One day the only thing I did was rescue a bug from a pool when I was swimming. It probably sounds so stupid, but it was a little beetle that was drowning and I saw it and felt really bad for it because it was still alive and visibly in distress. Now I've always been an animal lover, and that includes bugs - even though they're gross and creepy I get sad when they get killed haha - but this time I felt extra bad. So I scooped it up and put it on the ledge of the pool. It immediately started trying to dry itself off and ran away, seeming perfectly fine. It was just a bug, but it brought me so much joy that it was ok and could continue on with its day. In Islam, God says that you will be rewarded for every living thing that you are kind to or help or feed, so I know even that counted for something. 

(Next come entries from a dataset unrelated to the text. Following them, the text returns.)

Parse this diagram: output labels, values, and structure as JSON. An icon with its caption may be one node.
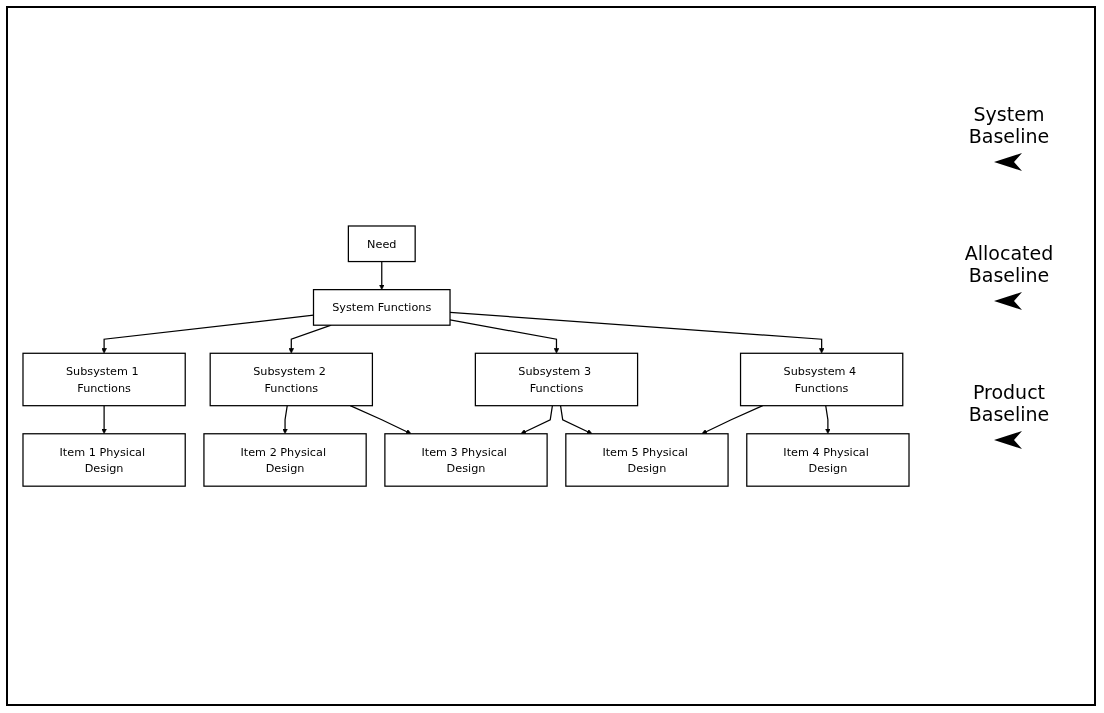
{
  "diagram": {
    "nodes": [
      {
        "text": [
          "Need"
        ]
      },
      {
        "text": [
          "System Functions"
        ]
      },
      {
        "text": [
          "Subsystem 1 Functions"
        ]
      },
      {
        "text": [
          "Subsystem 2 Functions"
        ]
      },
      {
        "text": [
          "Subsystem 3 Functions"
        ]
      },
      {
        "text": [
          "Subsystem 4 Functions"
        ]
      },
      {
        "text": [
          "Item 1 Physical Design"
        ]
      },
      {
        "text": [
          "Item 2 Physical Design"
        ]
      },
      {
        "text": [
          "Item 4 Physical Design"
        ]
      },
      {
        "text": [
          "Item 3 Physical Design"
        ]
      },
      {
        "text": [
          "Item 5 Physical Design"
        ]
      }
    ],
    "edges": [
      {
        "from": 0,
        "to": 1,
        "arrow": "to"
      },
      {
        "from": 1,
        "to": 2,
        "arrow": "to"
      },
      {
        "from": 1,
        "to": 3,
        "arrow": "to"
      },
      {
        "from": 1,
        "to": 4,
        "arrow": "to"
      },
      {
        "from": 1,
        "to": 5,
        "arrow": "to"
      },
      {
        "from": 2,
        "to": 6,
        "arrow": "to"
      },
      {
        "from": 3,
        "to": 7,
        "arrow": "to"
      },
      {
        "from": 3,
        "to": 9,
        "arrow": "to"
      },
      {
        "from": 4,
        "to": 9,
        "arrow": "to"
      },
      {
        "from": 4,
        "to": 10,
        "arrow": "to"
      },
      {
        "from": 5,
        "to": 8,
        "arrow": "to"
      },
      {
        "from": 5,
        "to": 10,
        "arrow": "to"
      }
    ],
    "labels": [
      "System Baseline",
      "Allocated Baseline",
      "Product Baseline"
    ]
  }
}
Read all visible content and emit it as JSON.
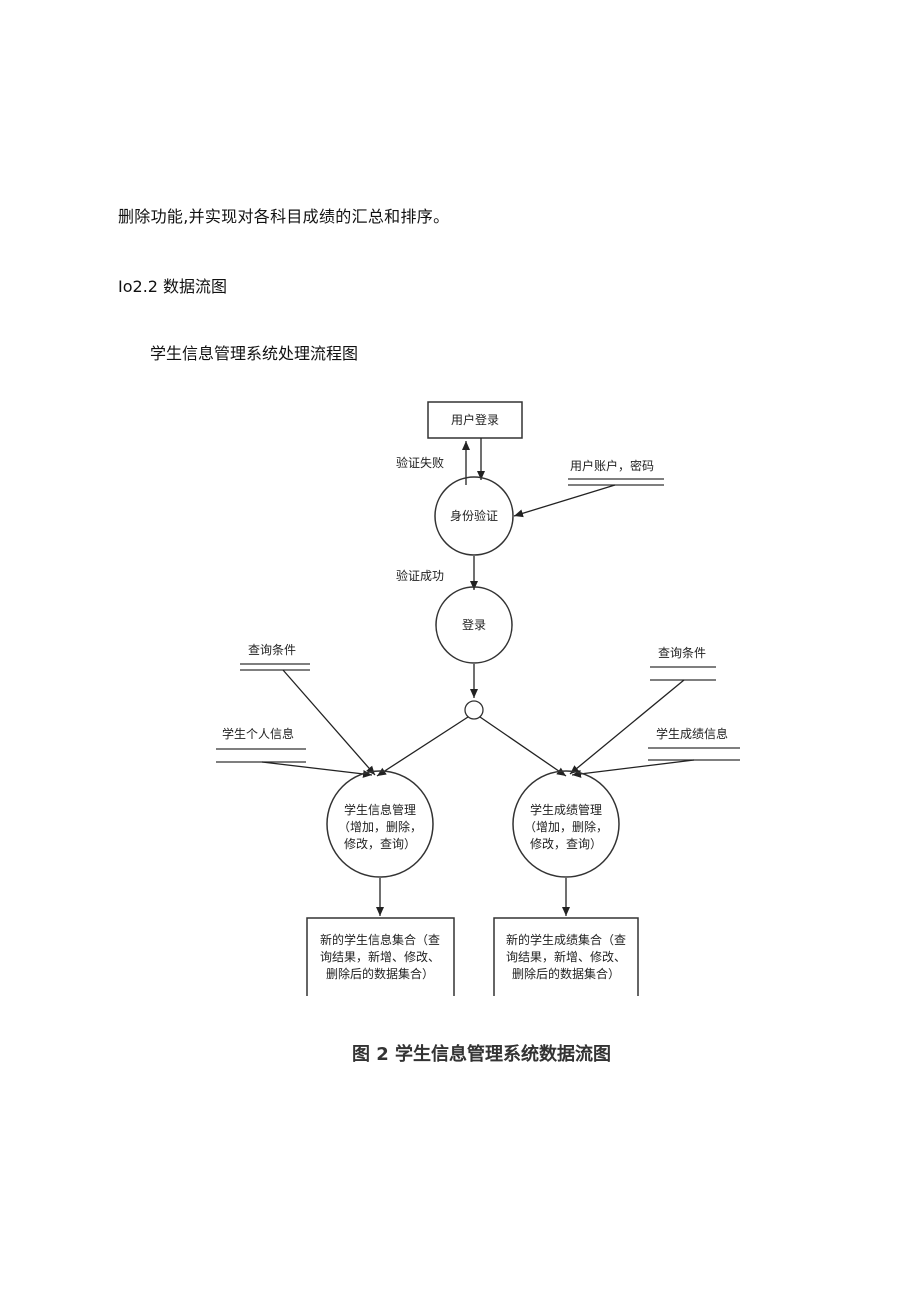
{
  "doc": {
    "paragraph_tail": "删除功能,并实现对各科目成绩的汇总和排序。",
    "section_heading": "Io2.2 数据流图",
    "diagram_subtitle": "学生信息管理系统处理流程图",
    "figure_caption": "图 2 学生信息管理系统数据流图"
  },
  "diagram": {
    "entity_user_login": "用户登录",
    "label_verify_fail": "验证失败",
    "store_account_password": "用户账户，密码",
    "process_auth": "身份验证",
    "label_verify_success": "验证成功",
    "process_login": "登录",
    "store_query_left": "查询条件",
    "store_student_info": "学生个人信息",
    "store_query_right": "查询条件",
    "store_score_info": "学生成绩信息",
    "process_info_mgmt": [
      "学生信息管理",
      "（增加，删除，",
      "修改，查询）"
    ],
    "process_score_mgmt": [
      "学生成绩管理",
      "（增加，删除，",
      "修改，查询）"
    ],
    "output_info_set": [
      "新的学生信息集合（查",
      "询结果，新增、修改、",
      "删除后的数据集合）"
    ],
    "output_score_set": [
      "新的学生成绩集合（查",
      "询结果，新增、修改、",
      "删除后的数据集合）"
    ]
  }
}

Another day I did something a little more, my sisters and I gave a needy family some money. It was only $5, but I'm sure they appreciated it regardless. We were just leaving Walmart when we saw a family with 3 kids standing on the street corner with a sign saying that they couldn't afford to pay their bills or rent. Obviously we had money because we were leaving Walmart with a full cart of groceries, so we went over and gave them the $5. I immediately felt a wave of goodness come over me, even though it was just a small gesture. But I also felt a little bit of guilt, because part of me was doubting whether or not they were being sincere. But their clothes were visibly dirty from up close, and I decided they most likely were being sincere. But that shouldn't matter. You will never be punished for giving, whether or not they are being sincere is not your problem. It was also wrong of me because even when I realized I was being wrongfully judgemental, I still judged them on their clothes instead of looking them in the eyes when I handed them the money. Either way though, I'm glad we gave them something and I hope other people did too. I wish I could've given them more, but InshaAllah (if God wills) I will be able to give much more to charity when I'm older and have a steady paying job. But for now I'm going to keep trying my best. Trying my best to see the light in the day, even the darkest ones. Trying to see the light in myself, even when I'm having a bad mental day and end up feeling like the lowest scum on the planet. Trying to spread goodness instead of hate by doing as many good deeds I can each day, no matter how big or how small. Because every little good deed counts in the end, and I think that's something a lot of us tend to forget sometimes. Sometimes a little really does go a long way, and you never know how one small action from you can make someone's whole day.